Excerpted from a Governing.Com Blog by Bob Egelko

California bars employers from asking job applicants about their physical or mental health, at least until they’ve been offered a job. But an occupational health company requires job-seekers with thousands of California businesses to disclose, for example, whether they’ve had venereal disease, diarrhea, constipation or menstrual problems.

On March 16, a federal appeals court asked the state Supreme Court whether the ban on intrusive medical questioning applies to an employer’s agent, such as a job-screening company. The order was issued in a proposed class-action suit on behalf of about 500,000 job applicants in the last four years, according to their lawyers.

“California has millions of employees who could be impacted by a decision defining the scope of liability for business entities acting as agents of their employers,” the three-judge panel said in an order referring the issue to the state’s high court.

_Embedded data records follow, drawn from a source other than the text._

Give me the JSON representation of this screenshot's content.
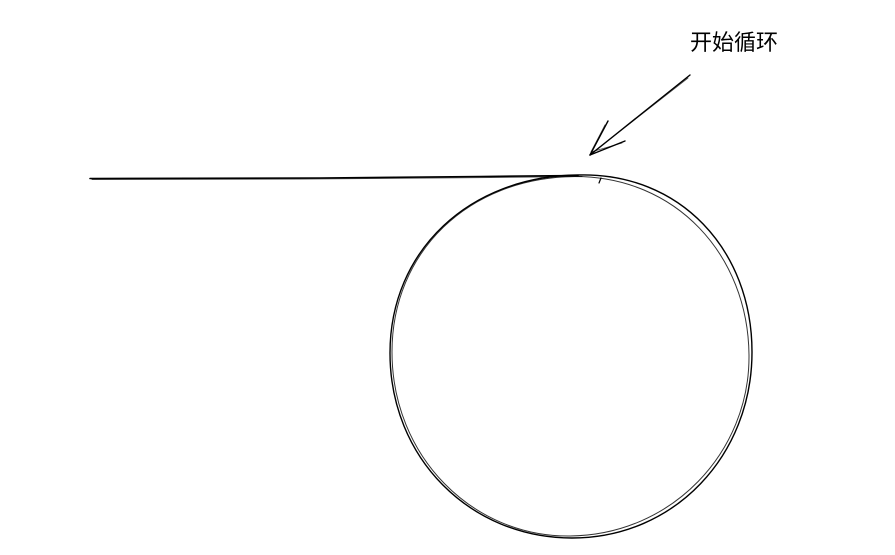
{
  "diagram": {
    "annotation_text": "开始循环",
    "stroke_color": "#000000",
    "background_color": "#ffffff"
  }
}
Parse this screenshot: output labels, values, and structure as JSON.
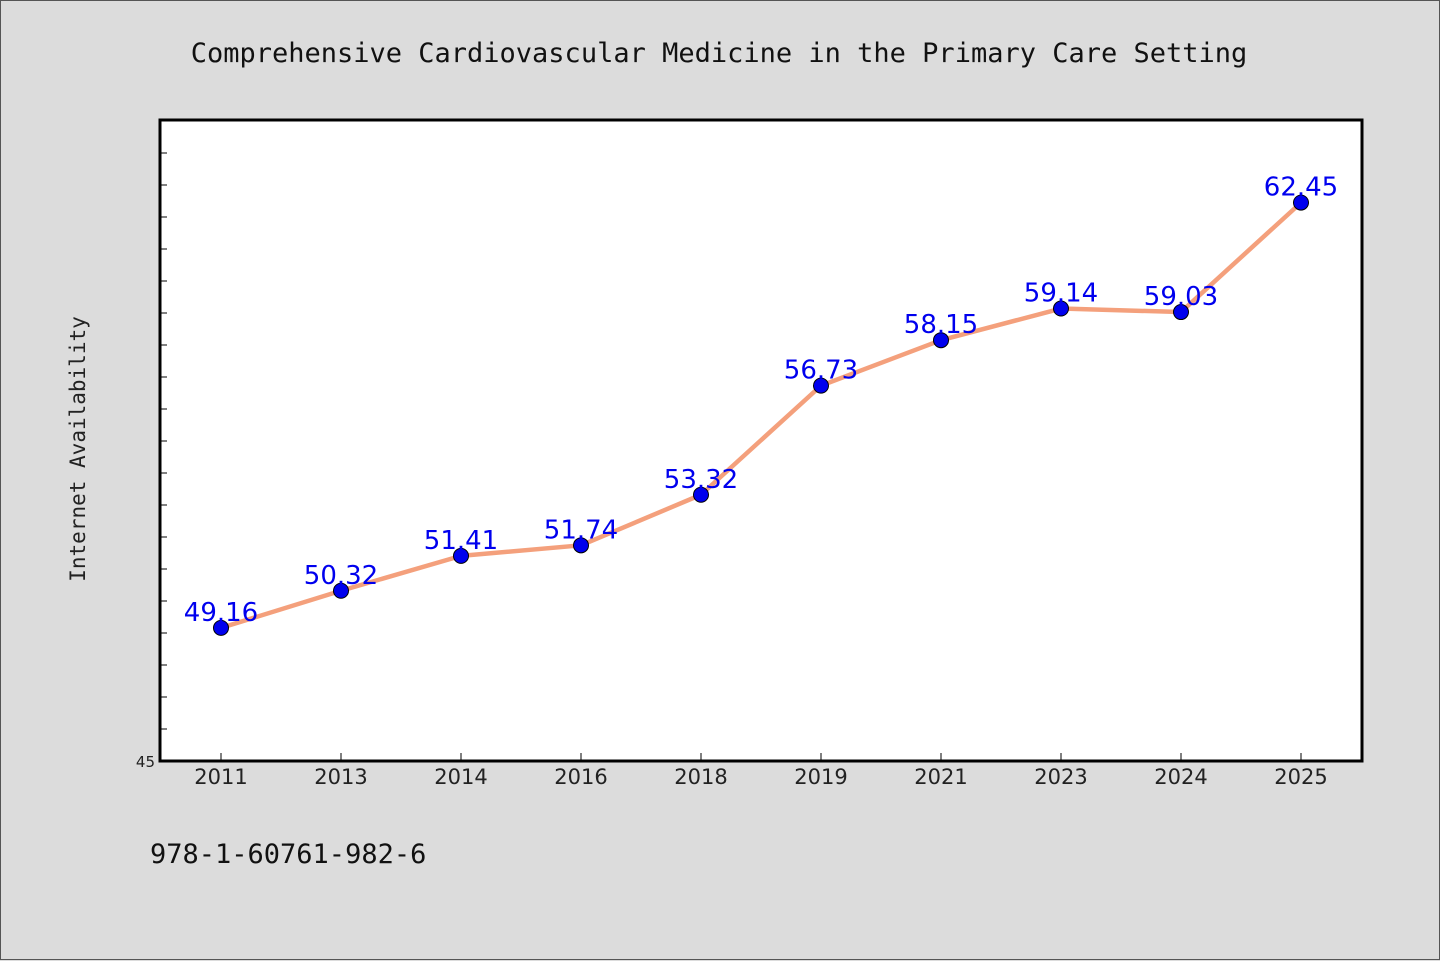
{
  "chart_data": {
    "type": "line",
    "title": "Comprehensive Cardiovascular Medicine in the Primary Care Setting",
    "xlabel": "",
    "ylabel": "Internet Availability",
    "categories": [
      "2011",
      "2013",
      "2014",
      "2016",
      "2018",
      "2019",
      "2021",
      "2023",
      "2024",
      "2025"
    ],
    "series": [
      {
        "values": [
          49.16,
          50.32,
          51.41,
          51.74,
          53.32,
          56.73,
          58.15,
          59.14,
          59.03,
          62.45
        ],
        "data_labels": [
          "49.16",
          "50.32",
          "51.41",
          "51.74",
          "53.32",
          "56.73",
          "58.15",
          "59.14",
          "59.03",
          "62.45"
        ]
      }
    ],
    "ylim": [
      45,
      65
    ],
    "y_tick_labels": [
      "45"
    ],
    "grid": false,
    "legend": "none",
    "colors": {
      "line": "#f4a07c",
      "marker": "#0000ee",
      "data_label": "#0000ee"
    }
  },
  "footer": {
    "isbn": "978-1-60761-982-6"
  }
}
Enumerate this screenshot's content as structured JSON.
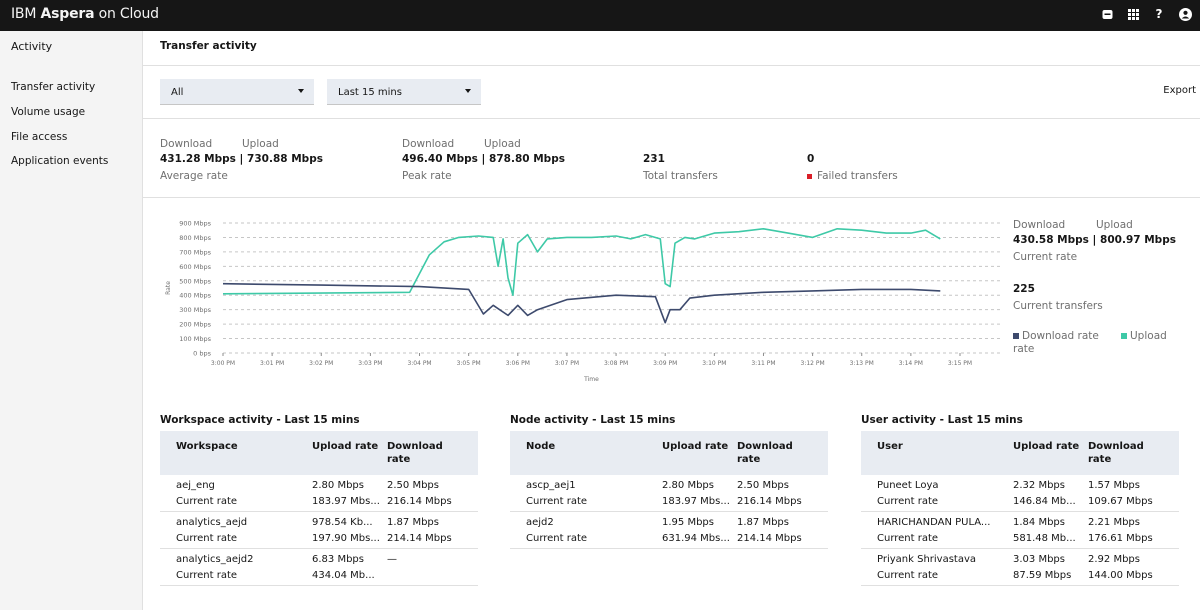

One of the millions is Kristina Raines, who applied for a job handing out meals to needy households for a San Diego company called Front Porch Communities. The company said she could go to work after completing a medical screening exam, but withdrew the job offer when Raines refused to answer one of the questions — the date of her most recent menstrual period.

Raines is now a plaintiff in the case along with Darrick Figg, who was hired for an office job at the San Ramon Valley Fire Protection District after completing a medical exam despite describing many of its questions as inappropriate and intrusive.

“I’m proud to stand up for the rights of California workers,” Raines said in a statement released by her lawyers. “No one should have to reveal every aspect of their personal medical history to get a job in California.”

U.S. Healthworks, a company which provides pre-employment medical exams, said in a court filing that the state’s ban on medical questioning applies only to employers. Some of its questionnaire might make job applicants “uncomfortable” but don’t invade their privacy, the company’s lawyers said, and “medical professionals routinely ask patients about personal, private health history in the context of a medical exam.”

But job-screeners aren’t doctors and applicants aren’t their patients, said Randy Erlewine, a San Francisco attorney representing the plaintiffs. He said employers and their agents can legally ask applicants job-related questions but not many of the inquiries in U.S. Healthworks’ standardized exam.

Disability-rights advocates said such mandatory questioning disproportionately affects job-seekers with disabilities, who already suffer high rates of unemployment and poverty. “These overbroad inquiries and exams will continue to effectively screen out applicants with disabilities,” the nonprofit Legal Aid at Work said in a court filing.

State Attorney General Rob Bonta agreed, saying applicants are often turned away after disclosing a disability that may be unrelated to the jobs they are seeking. Noting that the state’s 1980 Fair Employment and Housing Act forbids job discrimination by anyone “acting as an agent of an employer,” his office told the court, “unlawful pre-employment medical exams that seek information regarding a job applicant’s disability or medical condition would only create further barriers to employment.”

The suit had been dismissed by a federal judge in San Diego, who noted that the state law exempts small employers — those with fewer than five employees — and said it should not be interpreted to apply to non-employers such as U.S. Healthworks. The state Supreme Court has also ruled, in 1998 and 2008, that the ban on job discrimination did not cover individuals acting as agents of potential employers.